А скованная своим гнетущим опытом Федька не сумела в ответ и слова вымолвить.
— Собирайся, — объявил Прохор и, оглянувшись, осознал наконец обращённые к нему взгляды. — Круг взял тебя на поруки — работы много.
Но это, про работу, нужно было сказать для сидельцев, которые остаются в тюрьме, поняла Федька.
— Здорово, мужики! — продолжал Прохор без заминки.
Ему ответствовали, но как-то настороженно, выжидательно, и Прохор улыбнулся — натянуто.
— Пошли, — поторопил он Федьку. — Что тут твоих вещей?
Она же мешкала лишь по той причине, что он закрывал ход наверх, — птицей бы подлетела, но Прохор и сам не поднимался, и ей не давал.
— Так этого на поруки? — спросили из толпы.
— Этого? — повторил Прохор и посмотрел на Федьку, как бы сам себя проверяя: этого ли?
— Остальных? — глухо спросил скоморох, всё ещё державший в руках Шафрановы сапоги. Висевший на плече кафтан соскользнул, и он поймал его, не глядя, за полу.

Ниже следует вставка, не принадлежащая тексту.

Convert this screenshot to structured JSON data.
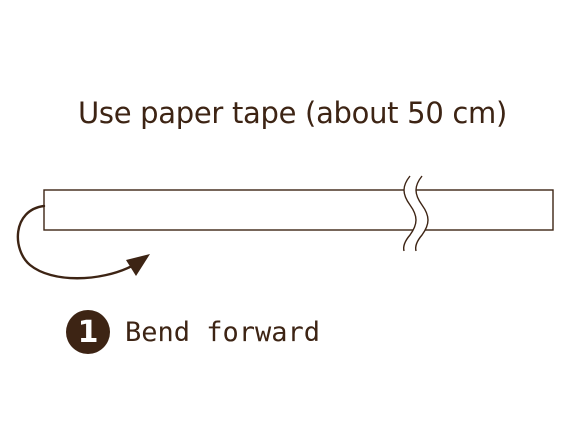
{
  "title": "Use paper tape (about 50 cm)",
  "step": {
    "number": "1",
    "label": "Bend forward"
  },
  "colors": {
    "ink": "#3d2414",
    "background": "#ffffff"
  },
  "icons": [
    "paper-tape-strip",
    "tear-break-mark",
    "curved-arrow-icon"
  ]
}
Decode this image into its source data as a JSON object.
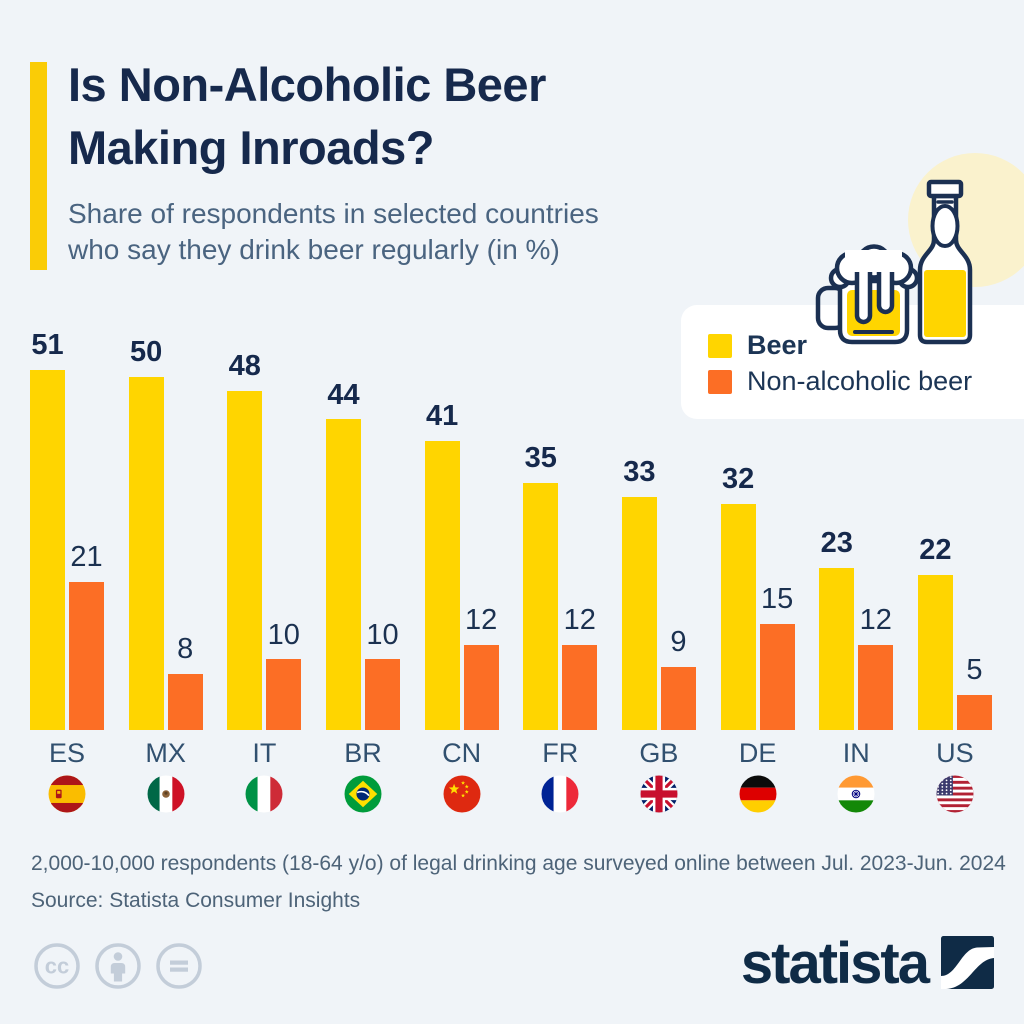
{
  "header": {
    "title_line1": "Is Non-Alcoholic Beer",
    "title_line2": "Making Inroads?",
    "subtitle_line1": "Share of respondents in selected countries",
    "subtitle_line2": "who say they drink beer regularly (in %)"
  },
  "legend": {
    "items": [
      {
        "label": "Beer",
        "color": "#FFD500"
      },
      {
        "label": "Non-alcoholic beer",
        "color": "#FC6E25"
      }
    ],
    "position": "top-right"
  },
  "chart_data": {
    "type": "bar",
    "title": "Is Non-Alcoholic Beer Making Inroads?",
    "categories": [
      "ES",
      "MX",
      "IT",
      "BR",
      "CN",
      "FR",
      "GB",
      "DE",
      "IN",
      "US"
    ],
    "series": [
      {
        "name": "Beer",
        "color": "#FFD500",
        "values": [
          51,
          50,
          48,
          44,
          41,
          35,
          33,
          32,
          23,
          22
        ]
      },
      {
        "name": "Non-alcoholic beer",
        "color": "#FC6E25",
        "values": [
          21,
          8,
          10,
          10,
          12,
          12,
          9,
          15,
          12,
          5
        ]
      }
    ],
    "unit": "%",
    "ylim": [
      0,
      51
    ],
    "grid": false,
    "legend_position": "top-right"
  },
  "footnote": {
    "note": "2,000-10,000 respondents (18-64 y/o) of legal drinking age surveyed online between Jul. 2023-Jun. 2024",
    "source": "Source: Statista Consumer Insights"
  },
  "branding": {
    "logo_text": "statista"
  },
  "license_icons": [
    "cc",
    "by",
    "nd"
  ],
  "colors": {
    "background": "#F0F4F8",
    "accent_bar": "#FACC06",
    "title": "#16294C",
    "subtitle": "#4A6480",
    "value_label": "#1B3150",
    "category_label": "#31506F",
    "footer_text": "#4D6378",
    "license_gray": "#C3CDD9",
    "logo_navy": "#0F2B46",
    "highlight_circle": "#FAF2CD"
  }
}
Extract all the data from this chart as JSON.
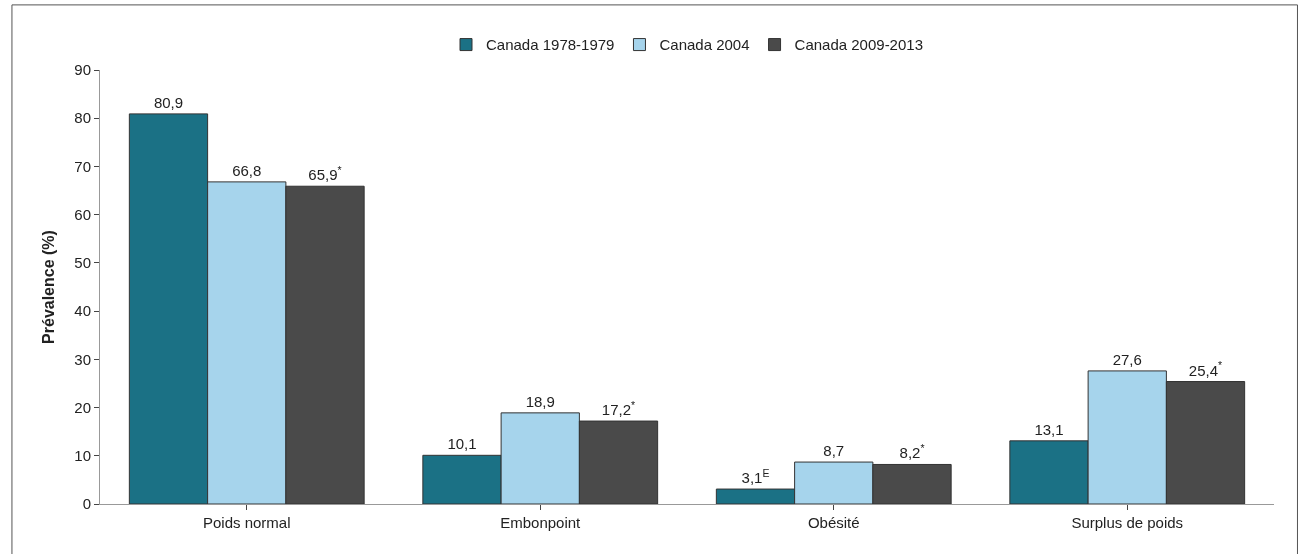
{
  "chart_data": {
    "type": "bar",
    "ylabel": "Prévalence (%)",
    "categories": [
      "Poids normal",
      "Embonpoint",
      "Obésité",
      "Surplus de poids"
    ],
    "series": [
      {
        "name": "Canada 1978-1979",
        "color": "#1b7185",
        "values": [
          80.9,
          10.1,
          3.1,
          13.1
        ],
        "value_labels": [
          "80,9",
          "10,1",
          "3,1$^{E}$",
          "13,1"
        ]
      },
      {
        "name": "Canada 2004",
        "color": "#a6d4ec",
        "values": [
          66.8,
          18.9,
          8.7,
          27.6
        ],
        "value_labels": [
          "66,8",
          "18,9",
          "8,7",
          "27,6"
        ]
      },
      {
        "name": "Canada 2009-2013",
        "color": "#4a4a4a",
        "values": [
          65.9,
          17.2,
          8.2,
          25.4
        ],
        "value_labels": [
          "65,9$^{*}$",
          "17,2$^{*}$",
          "8,2$^{*}$",
          "25,4$^{*}$"
        ]
      }
    ],
    "ylim": [
      0,
      90
    ],
    "yticks": [
      0,
      10,
      20,
      30,
      40,
      50,
      60,
      70,
      80,
      90
    ],
    "legend": "top"
  }
}
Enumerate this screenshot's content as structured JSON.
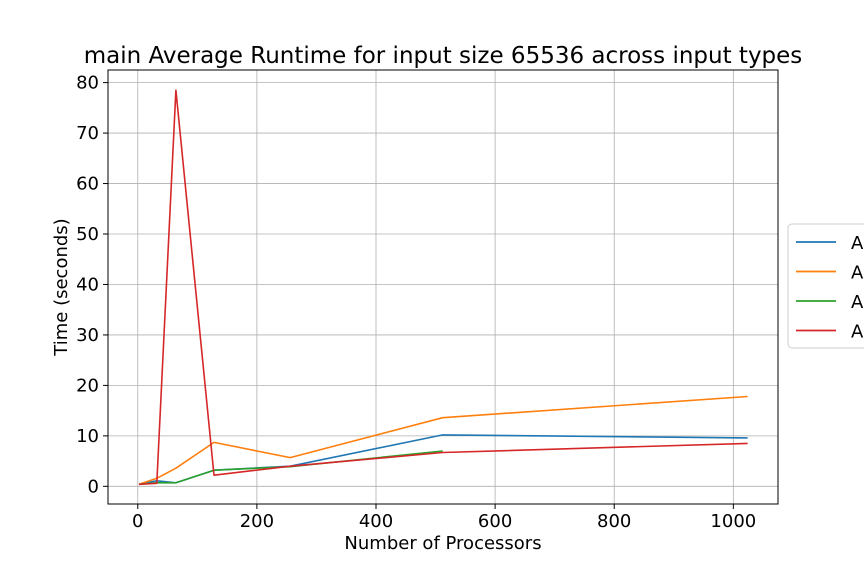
{
  "chart_data": {
    "type": "line",
    "title": "main Average Runtime for input size 65536 across input types",
    "xlabel": "Number of Processors",
    "ylabel": "Time (seconds)",
    "xlim": [
      -50,
      1075
    ],
    "ylim": [
      -3.5,
      82.5
    ],
    "xticks": [
      0,
      200,
      400,
      600,
      800,
      1000
    ],
    "yticks": [
      0,
      10,
      20,
      30,
      40,
      50,
      60,
      70,
      80
    ],
    "grid": true,
    "legend_placement": "center-right-outside",
    "series": [
      {
        "name": "A",
        "color": "#1f77b4",
        "x": [
          2,
          32,
          64,
          128,
          256,
          512,
          1024
        ],
        "y": [
          0.4,
          1.1,
          0.7,
          3.2,
          4.0,
          10.2,
          9.6
        ]
      },
      {
        "name": "A",
        "color": "#ff7f0e",
        "x": [
          2,
          32,
          64,
          128,
          256,
          512,
          1024
        ],
        "y": [
          0.4,
          1.6,
          3.6,
          8.7,
          5.7,
          13.6,
          17.8
        ]
      },
      {
        "name": "A",
        "color": "#2ca02c",
        "x": [
          2,
          32,
          64,
          128,
          256,
          512
        ],
        "y": [
          0.4,
          0.7,
          0.7,
          3.2,
          3.9,
          7.0
        ]
      },
      {
        "name": "A",
        "color": "#d62728",
        "x": [
          2,
          32,
          64,
          128,
          256,
          512,
          1024
        ],
        "y": [
          0.4,
          0.6,
          78.5,
          2.2,
          4.0,
          6.7,
          8.5
        ]
      }
    ]
  }
}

— Мы не бунтовщики, — зачем-то улыбаясь, отвечал за Прохора его товарищ, весёлый хлопец с длинным изломанным в драке носом.
— Круг решит, — добавил Прохор с несвойственной ему важностью, — по вине каждого. По государевым указам.
— А этого на поруки?
Не поднимая глаза, Федька подвинулась к Прохору.
— Выпускное, — остановил её скоморох. Холодно, жёстко сказал, будто не отличая её от Шафрана.
— Выпускное, — спохватилась толпа, словно только это её в действительности и занимало. — Два алтына денег.
Федька заторопилась, посыпались из кармана крошки и целый сухарь упал, она не нагнулась за ним, а шарила глубже, чтобы добраться до кошелька. Сухари валялись её на полу, и это было особенно нехорошо, постыдно — убегая, она разбрасывала хлеб.
Толпа молчала, больше унылая, чем враждебная. Собрав два алтына, Федька сунула их скомороху, встретилась на миг с ним глазами и отвернулась. И тогда увидела Вешняка. Он заглядывал в тюрьму через обращённое во двор оконце.
В прорези между брёвен рожица Вешняка не помещалась, видны были только глаза, Федька и признала-то мальчика лишь по догадке, наитием. Она вскрикнула и через миг уже прыгнула на лавку, посунувшись так близко, как только позволяли прутья рогатки.
Вешняк обрадовался, но ничего не ответил на её бессвязные восклицания — ухмыльнулся размягчённой, блаженной что ли улыбкой, которая после первого приступа ничего не помнящей радости заставила Федьку насторожиться. Так улыбаются, не открывая глаза, во сне — в лице его проступало слабоумное блаженство.
Фе-дя! — протянул Вешняк и плавно качнулся, словно был он не резвый, из одних колен и локтей состоящий мальчишка, а длинный, несообразно вытянувшийся и потому томный, вялый стебелёк. С острой болью Федька почувствовала, что за несколько прошедших дней в жизни маленького её братца много всего такого произошло, что не укладывается в прежний мальчишеский опыт, отдаляя Вешняка от самого себя и от Федьки. И не просто будет после этого вернуться к знакомому и родному ей мальчику.